People with type 2 diabetes, a lifestyle disease characterized by the body's inability to control blood sugar, are at increased risk for cardiovascular diseases such as heart disease and stroke.
Findings of a new study, however, have shown that flu vaccine may help lower the risk of type 2 diabetes patients from getting hospitalized due to stroke and heart failure. Diabetic patients who received the influenza vaccination also had lower risk for death in the flu season compared with those who were not vaccinated.
In a new study published in the Canadian Medical Association Journal on July 25, researchers from the Imperial College London followed more than 124,500 adults with type 2 diabetes. Of these patients, 65 percent received the flu vaccine.
Study researcher Eszter Vamos and colleagues found that diabetic patients who received the jab were 30 percent less likely to get hospitalized for stroke and 22 percent less likely to be hospitalized due to heart failure. These patients are also 15 percent less likely to get hospitalized for pneumonia or influenza.
"In this cohort of patients with type 2 diabetes, influenza vaccination was associated with reductions in rates of admission to hospital for specific cardiovascular events," the researchers reported in their study.
Vamos and colleagues also noticed that there was a 19 percent reduction in heart attack-related admissions during the flu season but this finding was not considered as statistically significant. Nonetheless, patients who were vaccinated had 24 percent reduced death rate compared with those who were not vaccinated.
The researchers said that given that most flu-deaths tend to occur in people who have pre-existing health conditions such as diabetes, the research suggests the benefits of vaccination for patients.
Vamos said that flu vaccine may not only lower incidences of stroke and heart attack in high risk patients, but it may also reduce the risk of death during the flu season.
The researchers noted that by increasing the number of people who receive the influenza vaccine per year, it is possible to further lower the risks of severe illnesses that are not otherwise addressed by other means.

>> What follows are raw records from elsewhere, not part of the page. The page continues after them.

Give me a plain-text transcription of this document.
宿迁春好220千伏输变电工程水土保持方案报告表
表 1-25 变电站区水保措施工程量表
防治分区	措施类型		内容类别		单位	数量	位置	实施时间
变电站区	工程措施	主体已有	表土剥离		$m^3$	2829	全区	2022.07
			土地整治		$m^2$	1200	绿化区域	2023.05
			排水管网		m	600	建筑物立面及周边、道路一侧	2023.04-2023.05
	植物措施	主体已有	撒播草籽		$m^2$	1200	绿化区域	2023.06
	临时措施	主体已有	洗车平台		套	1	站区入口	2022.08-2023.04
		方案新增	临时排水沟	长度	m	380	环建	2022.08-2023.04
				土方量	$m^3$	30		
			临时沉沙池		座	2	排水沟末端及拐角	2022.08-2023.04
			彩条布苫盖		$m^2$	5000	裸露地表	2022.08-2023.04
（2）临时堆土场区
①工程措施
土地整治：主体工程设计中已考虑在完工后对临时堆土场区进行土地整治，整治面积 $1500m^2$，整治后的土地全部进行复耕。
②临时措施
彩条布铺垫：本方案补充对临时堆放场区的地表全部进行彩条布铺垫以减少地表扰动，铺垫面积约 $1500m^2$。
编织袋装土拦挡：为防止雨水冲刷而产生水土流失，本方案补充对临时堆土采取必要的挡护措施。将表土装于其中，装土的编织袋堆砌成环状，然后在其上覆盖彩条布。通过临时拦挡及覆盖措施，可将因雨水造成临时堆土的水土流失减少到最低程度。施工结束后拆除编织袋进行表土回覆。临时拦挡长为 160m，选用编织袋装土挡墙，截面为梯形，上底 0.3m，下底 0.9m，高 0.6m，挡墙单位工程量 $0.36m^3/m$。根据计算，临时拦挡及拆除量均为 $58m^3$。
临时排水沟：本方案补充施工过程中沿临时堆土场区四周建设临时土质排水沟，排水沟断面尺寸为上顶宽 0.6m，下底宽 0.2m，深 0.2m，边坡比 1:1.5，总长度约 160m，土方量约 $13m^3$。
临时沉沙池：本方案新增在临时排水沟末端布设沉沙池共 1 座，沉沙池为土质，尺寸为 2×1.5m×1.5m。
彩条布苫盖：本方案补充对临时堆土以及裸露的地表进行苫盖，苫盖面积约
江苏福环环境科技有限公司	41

"Efforts should be focused on improvements in vaccine uptake in this important target group as part of comprehensive secondary prevention," the researchers said.
Type 2 diabetes, which is often caused by physical inactivity and excess body weight, affects 422 million people worldwide, figures from the World Health Organization (WHO) show. In 2012, the illness is directly responsible for an estimated 1.5 million deaths. People with diabetes have up to three times higher risk of suffering from heart failure and stroke.